Brown’s economic failure was total, and extends far beyond bad banking regulation. Of the new jobs created over the Labour years, 99 per cent can be accounted for by extra immigration —
mainly because Britain’s welfare state paid so many millions not to work. Welfare is at last being reformed. But many of Brown’s other disastrous policies remain in place. The notion
that tax cuts are unaffordable remains hardwired into the Treasury’s thinking. But look at Sweden, which cut payroll taxes to stimulate its economy during recession and is now celebrating the
strongest growth in Europe.
This is not to belittle the progress Osborne has made. Cameron’s speech yesterday (flagged up by Pete)
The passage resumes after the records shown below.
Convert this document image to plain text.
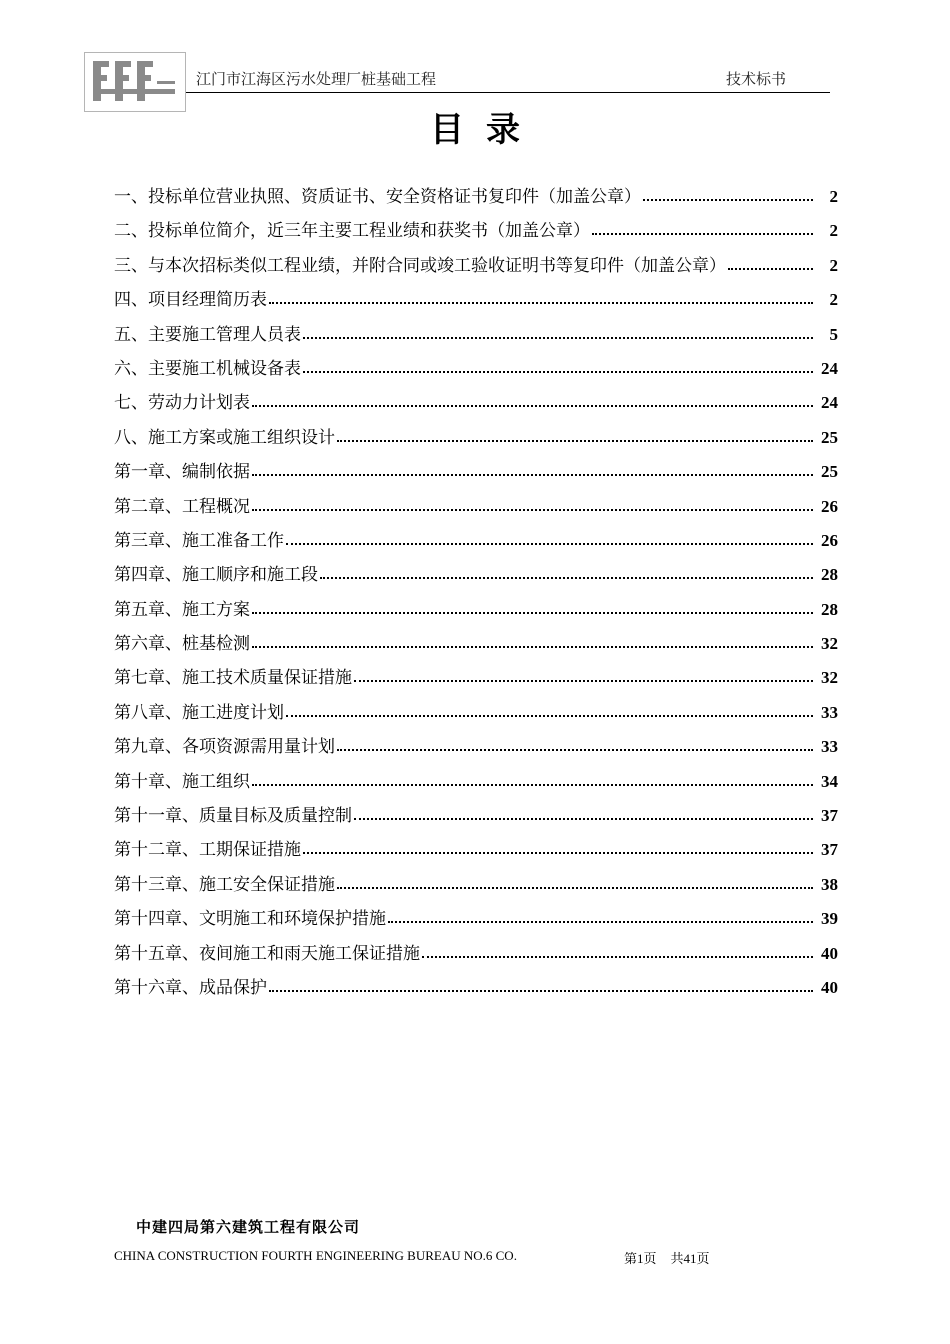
江门市江海区污水处理厂桩基础工程	技术标书
目录
一、投标单位营业执照、资质证书、安全资格证书复印件（加盖公章）	2
二、投标单位简介，近三年主要工程业绩和获奖书（加盖公章）	2
三、与本次招标类似工程业绩，并附合同或竣工验收证明书等复印件（加盖公章）	2
四、项目经理简历表	2
五、主要施工管理人员表	5
六、主要施工机械设备表	24
七、劳动力计划表	24
八、施工方案或施工组织设计	25
第一章、编制依据	25
第二章、工程概况	26
第三章、施工准备工作	26
第四章、施工顺序和施工段	28
第五章、施工方案	28
第六章、桩基检测	32
第七章、施工技术质量保证措施	32
第八章、施工进度计划	33
第九章、各项资源需用量计划	33
第十章、施工组织	34
第十一章、质量目标及质量控制	37
第十二章、工期保证措施	37
第十三章、施工安全保证措施	38
第十四章、文明施工和环境保护措施	39
第十五章、夜间施工和雨天施工保证措施	40
第十六章、成品保护	40
中建四局第六建筑工程有限公司
CHINA CONSTRUCTION FOURTH ENGINEERING BUREAU NO.6 CO.	第1页 共41页
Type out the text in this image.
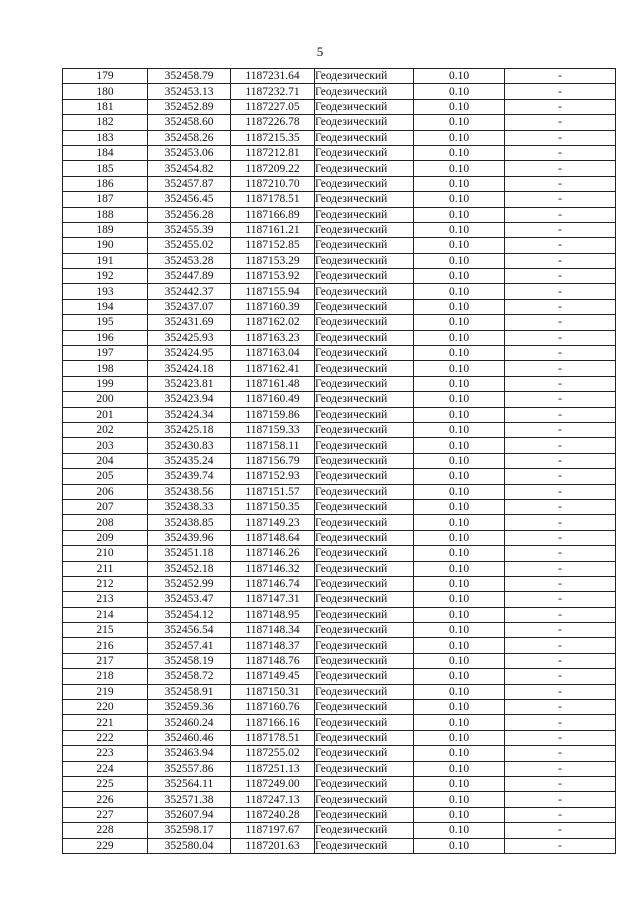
5
179	352458.79	1187231.64	Геодезический	0.10	-
180	352453.13	1187232.71	Геодезический	0.10	-
181	352452.89	1187227.05	Геодезический	0.10	-
182	352458.60	1187226.78	Геодезический	0.10	-
183	352458.26	1187215.35	Геодезический	0.10	-
184	352453.06	1187212.81	Геодезический	0.10	-
185	352454.82	1187209.22	Геодезический	0.10	-
186	352457.87	1187210.70	Геодезический	0.10	-
187	352456.45	1187178.51	Геодезический	0.10	-
188	352456.28	1187166.89	Геодезический	0.10	-
189	352455.39	1187161.21	Геодезический	0.10	-
190	352455.02	1187152.85	Геодезический	0.10	-
191	352453.28	1187153.29	Геодезический	0.10	-
192	352447.89	1187153.92	Геодезический	0.10	-
193	352442.37	1187155.94	Геодезический	0.10	-
194	352437.07	1187160.39	Геодезический	0.10	-
195	352431.69	1187162.02	Геодезический	0.10	-
196	352425.93	1187163.23	Геодезический	0.10	-
197	352424.95	1187163.04	Геодезический	0.10	-
198	352424.18	1187162.41	Геодезический	0.10	-
199	352423.81	1187161.48	Геодезический	0.10	-
200	352423.94	1187160.49	Геодезический	0.10	-
201	352424.34	1187159.86	Геодезический	0.10	-
202	352425.18	1187159.33	Геодезический	0.10	-
203	352430.83	1187158.11	Геодезический	0.10	-
204	352435.24	1187156.79	Геодезический	0.10	-
205	352439.74	1187152.93	Геодезический	0.10	-
206	352438.56	1187151.57	Геодезический	0.10	-
207	352438.33	1187150.35	Геодезический	0.10	-
208	352438.85	1187149.23	Геодезический	0.10	-
209	352439.96	1187148.64	Геодезический	0.10	-
210	352451.18	1187146.26	Геодезический	0.10	-
211	352452.18	1187146.32	Геодезический	0.10	-
212	352452.99	1187146.74	Геодезический	0.10	-
213	352453.47	1187147.31	Геодезический	0.10	-
214	352454.12	1187148.95	Геодезический	0.10	-
215	352456.54	1187148.34	Геодезический	0.10	-
216	352457.41	1187148.37	Геодезический	0.10	-
217	352458.19	1187148.76	Геодезический	0.10	-
218	352458.72	1187149.45	Геодезический	0.10	-
219	352458.91	1187150.31	Геодезический	0.10	-
220	352459.36	1187160.76	Геодезический	0.10	-
221	352460.24	1187166.16	Геодезический	0.10	-
222	352460.46	1187178.51	Геодезический	0.10	-
223	352463.94	1187255.02	Геодезический	0.10	-
224	352557.86	1187251.13	Геодезический	0.10	-
225	352564.11	1187249.00	Геодезический	0.10	-
226	352571.38	1187247.13	Геодезический	0.10	-
227	352607.94	1187240.28	Геодезический	0.10	-
228	352598.17	1187197.67	Геодезический	0.10	-
229	352580.04	1187201.63	Геодезический	0.10	-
mentions a housing bubble. But there’s no talk about the overall asset bubble, no analysis that this bubble arose because debt was too cheap for too long. There’s a Financial Stability Committee
being bolted on to the Bank of England, with a wide-ranging remit. But power rests with the MPC and its inflation-only remit. Osborne deserves credit for fixing bank regulation, but the MPC system
is still in place. In monetary policy, the root cause of the crash, there has been no change. Osborne should have torn up Brown’s system, and started again.
Throughout history, moneylenders have always been an easy target. Osborne has played to the gallery, making sharp attacks on banking profits and defending other Brownite policies such as the 50p
tax on high-earners. He would argue that being seen to hit the rich and the bankers is necessary; it’s the sugar that makes the fiscal medicine go down. Maybe so, but it carries a greater
risk. Every voter who blames banks for the financial mess is a voter who is not blaming Gordon Brown’s government and is more relaxed about Labour’s return. For Osborne and for the
country, this is the far greater danger.